Мефодий пожал плечами.
– Главное, здоровенный котяра. Два путика обчистил, – тревожно, собранно и немного отрывисто говорил Гурьян. – Причём жердушки не трогат, только капканы на полу. Только на полу! И где приваду взял, там капкан запущенный. Где взял – там запущенный. Ничо понять не могу. Это чо такое за специалист-то? Какой-то хитровыдуманный. Привады-то подходя́ взял.
«Подходя» – было излюбленное выражение староверов, в смысле в подходящем количестве, на подходе к завершению плана.
– И оправляется-то так, видно, наетый. Я ещё пойму, если голодный, как грится, страх потерял. А этот сыто́й. Ты понимашь, сытой! Сильно грамотный… И вот, – он вдруг невольно заговорил тише, и снова кивнул на ёлку, – это… он, по-моему, заговорённый какой ли. Мы его загнали сюда, дак он будто понимат: я как не иду – он всё с той стороны ёлки. Как ни иду – всё с той. Переползает, гад. Я уж думаю, не бес ли тут морочит?
– А возможно, тятя.
Гурьян помолчал, потом решительно и громко спросил:
– Дак чо говоришь, нет дяди? Добром смотрел?
– Да в том-то и дело, что нет! Вот ты вспомни, тятя, он на связь выходил, как раз середа была, а ноччю снег упал, пухляк-то. И вот следдев-то больше нету! Нет следдев! Всё. Чисто. Если бы он после снега ушёл, я чо, не слепой, увидел бы!
– Да поди, – сосредоточенно ответил Гурьян. Помолчал и возразил: – Однако это вторник был.
– Ково вторник? Середа. Ещё этот баламут, Ла́баз-то, соболя по рации обдирал, всех извёл, дядя ему помогал ишшо. Это середа была, я с домом разговаривал. У них как раз вертолёт рейсовый садился, мать сказывала.
– Ну да, – так же сосредоточенно, в уме подсчитывая, отвечал Гурьян, – середа выходит. Точно. Мы же вечером собрались на Центральной, а в четверг мясо вывозили до обеда. Уже четверг был. Я ещё утром Перевальному сказал, что на двух техниках поедем. Ладно, Нефодь. Сегодня Лёва придёт, завтра мы его втроём-то прижучим. Далёко не убежит.

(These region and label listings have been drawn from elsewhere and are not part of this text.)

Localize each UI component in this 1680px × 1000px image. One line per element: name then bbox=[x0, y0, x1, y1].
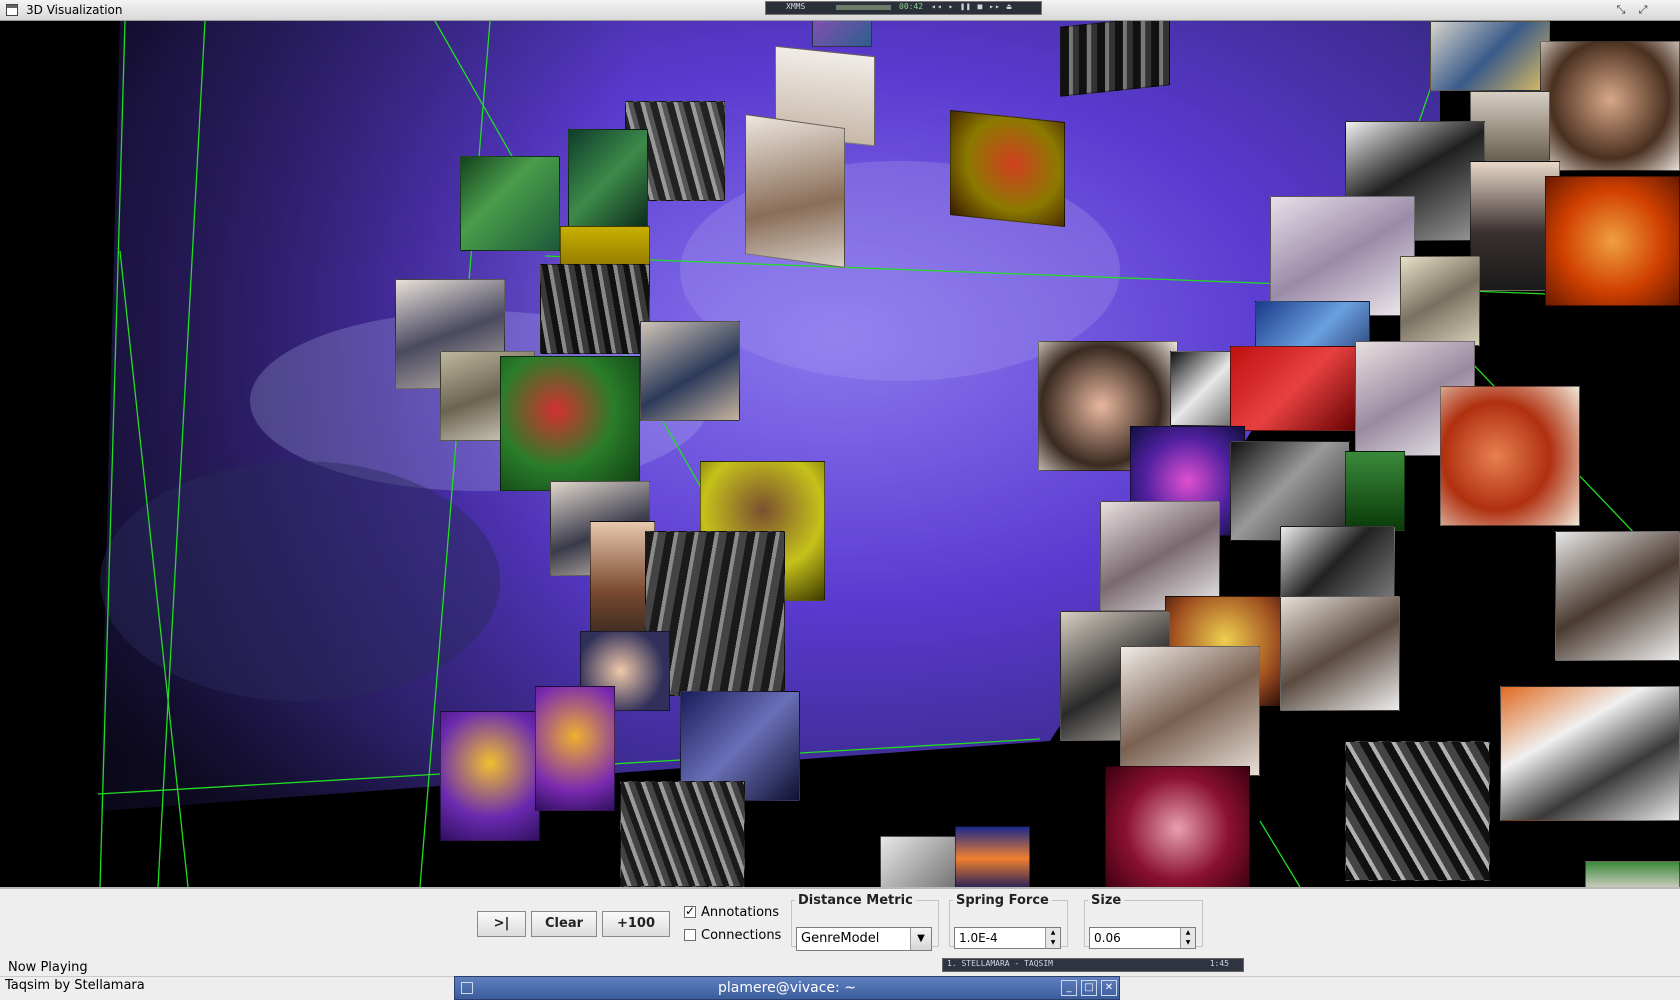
close-icon[interactable]: ✕ bbox=[1101, 980, 1117, 996]
restore-icon[interactable]: ⤡ bbox=[1614, 3, 1628, 17]
now-playing-track: Taqsim by Stellamara bbox=[5, 978, 145, 993]
size-legend: Size bbox=[1091, 893, 1122, 908]
chevron-down-icon[interactable]: ▼ bbox=[910, 928, 931, 950]
connections-label: Connections bbox=[701, 928, 782, 943]
size-group: Size 0.06 ▲ ▼ bbox=[1084, 893, 1203, 949]
maximize-icon[interactable]: ⤢ bbox=[1636, 3, 1650, 17]
xmms-time: 00:42 bbox=[899, 2, 924, 11]
maximize-icon[interactable]: □ bbox=[1081, 980, 1097, 996]
spin-down-icon[interactable]: ▼ bbox=[1045, 938, 1060, 948]
minimize-icon[interactable]: _ bbox=[1061, 980, 1077, 996]
visualization-viewport[interactable] bbox=[0, 21, 1680, 887]
distance-metric-value: GenreModel bbox=[801, 931, 880, 946]
xmms-mini-player[interactable]: XMMS 00:42 ◂◂ ▸ ❚❚ ■ ▸▸ ⏏ bbox=[765, 1, 1042, 15]
distance-metric-legend: Distance Metric bbox=[798, 893, 913, 908]
size-spinner[interactable]: 0.06 ▲ ▼ bbox=[1089, 927, 1196, 949]
connections-toggle[interactable]: Connections bbox=[684, 928, 781, 943]
size-value: 0.06 bbox=[1094, 931, 1121, 945]
annotations-toggle[interactable]: Annotations bbox=[684, 904, 780, 920]
distance-metric-select[interactable]: GenreModel ▼ bbox=[796, 927, 932, 951]
distance-metric-group: Distance Metric GenreModel ▼ bbox=[791, 893, 939, 951]
xmms-name: XMMS bbox=[786, 2, 806, 11]
clear-button[interactable]: Clear bbox=[531, 911, 597, 937]
control-panel: >| Clear +100 Annotations Connections Di… bbox=[0, 887, 1680, 957]
spring-force-legend: Spring Force bbox=[956, 893, 1049, 908]
annotations-label: Annotations bbox=[701, 905, 780, 920]
terminal-title: plamere@vivace: ~ bbox=[718, 980, 856, 996]
annotations-checkbox[interactable] bbox=[684, 904, 696, 918]
add-100-button[interactable]: +100 bbox=[602, 911, 670, 937]
window-menu-icon[interactable] bbox=[6, 4, 18, 16]
xmms-seek-bar[interactable] bbox=[836, 5, 891, 10]
skip-button[interactable]: >| bbox=[477, 911, 526, 937]
connections-checkbox[interactable] bbox=[684, 929, 696, 941]
terminal-window-titlebar[interactable]: plamere@vivace: ~ _ □ ✕ bbox=[454, 976, 1120, 1000]
playlist-entry: 1. STELLAMARA - TAQSIM bbox=[947, 959, 1053, 968]
spring-force-spinner[interactable]: 1.0E-4 ▲ ▼ bbox=[954, 927, 1061, 949]
window-titlebar: 3D Visualization XMMS 00:42 ◂◂ ▸ ❚❚ ■ ▸▸… bbox=[0, 0, 1680, 21]
xmms-transport-controls[interactable]: ◂◂ ▸ ❚❚ ■ ▸▸ ⏏ bbox=[931, 2, 1012, 11]
spin-down-icon[interactable]: ▼ bbox=[1180, 938, 1195, 948]
window-title: 3D Visualization bbox=[26, 3, 123, 17]
spring-force-group: Spring Force 1.0E-4 ▲ ▼ bbox=[949, 893, 1068, 949]
now-playing-label: Now Playing bbox=[8, 960, 88, 975]
xmms-playlist-strip[interactable]: 1. STELLAMARA - TAQSIM 1:45 bbox=[942, 958, 1244, 972]
spring-force-value: 1.0E-4 bbox=[959, 931, 998, 945]
playlist-duration: 1:45 bbox=[1209, 959, 1229, 968]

– Бать, – сказал медленно Мефодий, будто не слыша, – а ты про Соболиного Хозяина слыхал?
– Да слыхал. Дед рассказывал чо-то…
У Мефодия был с собой карабин, он попытался высветить фонариком ёлку, пару раз выстрелил наугад. Потом даже крикнул бодро: «Тятя, давай я залезу!» Но Гурьян его укоротил: «Заводи».
Мефодий завёл похожий на насекомое снегоход, с пластмассовой, набранной из жёлтых угловатых плоскостей мордой, со стрекозиным выражением узких фар, из которых полился яркий свет, совершенно не шедший таёжной обстановке – нежный, какой-то нетрудовой, из другой жизни. Снегоход тарахтел по-мотоблочному. Гурьян долго притыкал, прилаживал лыжи – потом сел, и они утарахтели. Только едко дымил костёр, частью провалившись в снег и вытопив дыру до подстилки, а частью обугленных палок вися на снежных плечах. Пахло аптечно палёным мхом. Собаки, их было семь штук с Пестрей, так и лаяли, то затихая, то вдруг, объятые одним им понятным порывом, заходились с новою силой. Было ясно, что ни они, ни Гурьян с сыновьями не отступятся и наутро с трёх точек выстрелят его, изрешетя ёлку. И если даже попытаться в темноте верхом (с дерево на дерево), то далеко не уйти.